On that morning, he began to see that custom unfold. John's words to his father seemed uncomfortably formal, like a string of set answers to set questions. Then it was his turn. John had taught him just two words of Kikamba. When prompted by Musyoka, he said them, and to his astonishment the old man reeled with laughter. He laughed so hard he had to steady himself with his umbrella and hold his side. Feeling quite embarrassed and growing more ill at ease with the passing of every second, Bill was doubly shocked when, still laughing, John's father drew himself up to his full height, threw his head back and shouted to the sky. Now terrified of what he might do next, Bill started to retreat, as if to put distance between himself and this unpredictable being that confronted him.

In fact, Musyoka was simply announcing Bill and John's arrival to the rest of the family. One by one they came running from the nearby fields. Two women were first to appear, followed quickly by a girl, much younger than John. All converged upon the group of huts, some stumbling over the uneven ground. There were no formalities this time. All three ran straight to John and immersed him in their embrace. The old man smiled and came forward again. Taking Bill's hand, which he did not let go, he led him to the entrance of one of the huts. Holding aside its sackcloth door, he went inside, still pulling his companion by the hand.

After coming straight out of the sun, the hut's darkness was blinding. Inside, the air felt cool and fresh. As shapes began to appear out of the blackness, Bill saw an old iron bed in the centre of the space. On the uncovered foam mattress lay a crumpled piece of printed cotton cloth.
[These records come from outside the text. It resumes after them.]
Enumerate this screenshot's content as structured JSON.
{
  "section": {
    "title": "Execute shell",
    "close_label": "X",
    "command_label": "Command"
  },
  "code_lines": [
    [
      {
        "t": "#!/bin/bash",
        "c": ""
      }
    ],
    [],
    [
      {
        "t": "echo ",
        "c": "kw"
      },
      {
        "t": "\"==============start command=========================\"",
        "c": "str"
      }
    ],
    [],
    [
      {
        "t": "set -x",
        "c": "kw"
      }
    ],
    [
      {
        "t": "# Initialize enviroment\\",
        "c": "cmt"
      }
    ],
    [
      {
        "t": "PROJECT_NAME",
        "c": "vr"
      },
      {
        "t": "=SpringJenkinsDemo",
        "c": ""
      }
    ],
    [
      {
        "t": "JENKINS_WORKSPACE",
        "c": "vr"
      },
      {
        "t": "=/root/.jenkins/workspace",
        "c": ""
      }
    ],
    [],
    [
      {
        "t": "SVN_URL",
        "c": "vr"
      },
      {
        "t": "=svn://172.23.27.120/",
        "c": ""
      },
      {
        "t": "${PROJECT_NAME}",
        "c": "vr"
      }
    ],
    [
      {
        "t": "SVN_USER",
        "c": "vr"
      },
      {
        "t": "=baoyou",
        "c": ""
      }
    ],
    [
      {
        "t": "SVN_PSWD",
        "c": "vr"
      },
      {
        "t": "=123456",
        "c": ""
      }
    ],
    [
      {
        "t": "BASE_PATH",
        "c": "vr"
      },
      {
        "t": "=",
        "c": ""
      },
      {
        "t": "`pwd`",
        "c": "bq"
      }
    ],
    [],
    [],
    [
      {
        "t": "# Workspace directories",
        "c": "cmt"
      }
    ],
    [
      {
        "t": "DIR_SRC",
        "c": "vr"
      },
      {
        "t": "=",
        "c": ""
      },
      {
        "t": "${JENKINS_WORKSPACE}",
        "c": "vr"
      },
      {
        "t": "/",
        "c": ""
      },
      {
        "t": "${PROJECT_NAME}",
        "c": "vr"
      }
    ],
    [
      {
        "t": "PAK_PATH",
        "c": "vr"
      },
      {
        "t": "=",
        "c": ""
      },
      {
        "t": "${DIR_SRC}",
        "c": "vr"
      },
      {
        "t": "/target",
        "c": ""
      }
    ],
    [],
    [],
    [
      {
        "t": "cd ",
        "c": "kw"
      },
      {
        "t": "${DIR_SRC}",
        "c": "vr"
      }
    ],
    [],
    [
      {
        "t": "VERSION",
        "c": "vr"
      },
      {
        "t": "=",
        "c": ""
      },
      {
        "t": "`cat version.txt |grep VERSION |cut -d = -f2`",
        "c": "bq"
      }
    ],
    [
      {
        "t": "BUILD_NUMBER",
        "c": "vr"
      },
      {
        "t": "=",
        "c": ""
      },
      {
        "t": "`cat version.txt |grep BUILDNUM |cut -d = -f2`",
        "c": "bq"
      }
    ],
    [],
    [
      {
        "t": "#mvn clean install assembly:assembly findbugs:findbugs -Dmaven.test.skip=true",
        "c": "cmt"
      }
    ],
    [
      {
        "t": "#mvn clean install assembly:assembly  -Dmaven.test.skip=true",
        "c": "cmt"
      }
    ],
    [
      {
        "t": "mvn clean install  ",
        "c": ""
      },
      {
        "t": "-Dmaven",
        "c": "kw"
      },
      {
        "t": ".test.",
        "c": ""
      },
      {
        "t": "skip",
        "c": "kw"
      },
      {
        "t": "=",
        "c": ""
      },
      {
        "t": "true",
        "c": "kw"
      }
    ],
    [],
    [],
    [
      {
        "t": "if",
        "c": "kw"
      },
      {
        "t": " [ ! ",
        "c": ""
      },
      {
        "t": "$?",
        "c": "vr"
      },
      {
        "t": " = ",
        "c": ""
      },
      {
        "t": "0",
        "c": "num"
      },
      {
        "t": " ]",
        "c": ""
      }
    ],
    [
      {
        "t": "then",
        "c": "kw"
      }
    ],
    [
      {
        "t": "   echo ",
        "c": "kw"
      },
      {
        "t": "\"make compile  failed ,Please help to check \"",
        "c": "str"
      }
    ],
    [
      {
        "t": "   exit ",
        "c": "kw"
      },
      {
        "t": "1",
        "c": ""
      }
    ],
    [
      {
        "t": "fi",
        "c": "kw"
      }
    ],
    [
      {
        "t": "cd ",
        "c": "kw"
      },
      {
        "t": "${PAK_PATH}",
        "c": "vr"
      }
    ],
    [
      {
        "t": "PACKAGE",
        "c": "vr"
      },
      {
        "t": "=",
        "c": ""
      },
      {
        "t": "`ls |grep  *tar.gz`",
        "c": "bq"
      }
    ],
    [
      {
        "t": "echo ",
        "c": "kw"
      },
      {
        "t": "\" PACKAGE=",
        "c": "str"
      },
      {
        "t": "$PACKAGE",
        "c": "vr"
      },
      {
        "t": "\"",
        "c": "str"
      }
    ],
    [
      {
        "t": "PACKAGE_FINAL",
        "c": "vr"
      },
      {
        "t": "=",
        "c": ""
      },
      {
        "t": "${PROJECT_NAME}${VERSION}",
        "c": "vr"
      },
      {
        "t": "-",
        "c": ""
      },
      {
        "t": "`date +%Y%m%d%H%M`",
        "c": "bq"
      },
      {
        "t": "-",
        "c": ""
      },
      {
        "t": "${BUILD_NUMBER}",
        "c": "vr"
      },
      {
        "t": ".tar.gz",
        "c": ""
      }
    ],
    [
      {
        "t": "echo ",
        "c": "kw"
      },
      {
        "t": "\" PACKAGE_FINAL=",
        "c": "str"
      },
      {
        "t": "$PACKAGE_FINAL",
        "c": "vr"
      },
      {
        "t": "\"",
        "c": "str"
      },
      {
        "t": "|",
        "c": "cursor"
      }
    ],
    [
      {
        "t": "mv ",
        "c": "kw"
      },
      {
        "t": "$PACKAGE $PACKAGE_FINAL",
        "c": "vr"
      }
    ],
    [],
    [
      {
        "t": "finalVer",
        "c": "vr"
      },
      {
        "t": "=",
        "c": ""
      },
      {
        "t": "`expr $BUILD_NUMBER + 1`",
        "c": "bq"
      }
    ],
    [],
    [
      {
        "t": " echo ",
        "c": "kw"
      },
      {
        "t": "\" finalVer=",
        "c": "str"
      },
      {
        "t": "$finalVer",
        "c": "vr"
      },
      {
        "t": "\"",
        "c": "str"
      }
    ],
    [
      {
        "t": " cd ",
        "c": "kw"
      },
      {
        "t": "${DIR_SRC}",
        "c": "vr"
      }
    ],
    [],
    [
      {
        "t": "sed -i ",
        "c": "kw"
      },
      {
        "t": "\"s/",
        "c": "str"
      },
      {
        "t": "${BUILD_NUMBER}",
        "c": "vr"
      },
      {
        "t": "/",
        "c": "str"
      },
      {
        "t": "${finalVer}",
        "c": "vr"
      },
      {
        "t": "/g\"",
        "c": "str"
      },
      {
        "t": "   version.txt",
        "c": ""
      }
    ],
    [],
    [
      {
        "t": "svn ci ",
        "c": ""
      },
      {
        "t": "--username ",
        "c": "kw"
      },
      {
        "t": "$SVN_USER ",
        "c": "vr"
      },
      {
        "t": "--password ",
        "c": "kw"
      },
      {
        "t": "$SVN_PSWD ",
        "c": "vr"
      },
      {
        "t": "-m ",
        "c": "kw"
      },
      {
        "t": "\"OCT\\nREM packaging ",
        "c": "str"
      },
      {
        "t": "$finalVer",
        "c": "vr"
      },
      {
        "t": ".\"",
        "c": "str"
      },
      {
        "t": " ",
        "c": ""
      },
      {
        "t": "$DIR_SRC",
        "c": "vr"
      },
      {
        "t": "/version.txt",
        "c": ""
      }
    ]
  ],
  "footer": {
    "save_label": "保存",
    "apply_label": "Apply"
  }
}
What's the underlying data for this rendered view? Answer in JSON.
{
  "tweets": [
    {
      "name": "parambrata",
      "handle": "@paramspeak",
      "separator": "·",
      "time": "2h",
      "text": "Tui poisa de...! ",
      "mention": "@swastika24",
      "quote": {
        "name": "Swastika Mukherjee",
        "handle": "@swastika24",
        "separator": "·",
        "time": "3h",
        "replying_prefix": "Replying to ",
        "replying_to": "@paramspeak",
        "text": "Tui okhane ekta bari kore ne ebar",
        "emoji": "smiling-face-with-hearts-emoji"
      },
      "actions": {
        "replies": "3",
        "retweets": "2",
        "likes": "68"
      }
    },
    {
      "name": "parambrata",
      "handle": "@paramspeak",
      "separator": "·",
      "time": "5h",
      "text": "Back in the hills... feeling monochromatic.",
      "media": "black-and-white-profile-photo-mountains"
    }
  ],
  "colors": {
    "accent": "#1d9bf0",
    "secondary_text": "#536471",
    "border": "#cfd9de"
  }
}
Musyoka bent down and picked up a large calabash from the uneven floor and then stormed straight back outside with Bill still in tow. Obviously one of the women had anticipated his intention and she returned sporting two handfuls of dappled enamel mugs. With these distributed, she took the gourd from the old man and, approaching Bill first, turned it upside down over his mug. It gurgled once or twice and he felt something heavy drop into the mug. Bill raised a hand to try to say “Enough,” but her only reply was to brush aside his gesture and continue shaking the gourd until his mug was filled to the brim. Bill decided to adopt a passive role and set about examining the contents of the cup. The contents were white, or thereabouts, and seemed to have the consistency of cottage cheese. Thus an increasingly uncomfortable-looking Bill stood motionless, apparently trying to stare through the bottom of his cup. The girl hid her giggling behind a cupped hand. Looking up, he found that the entire family group, John included, had gathered in a semi-circle to watch the spectacle. Bill's eyes scanned his audience with an air of faintly amused acceptance of his appointed position as jester. The women laughed and slapped their thighs. The young girl giggled some more and again hid her face. John smiled and made drinking motions with his right hand. The old man scratched his head through the hole in his hat.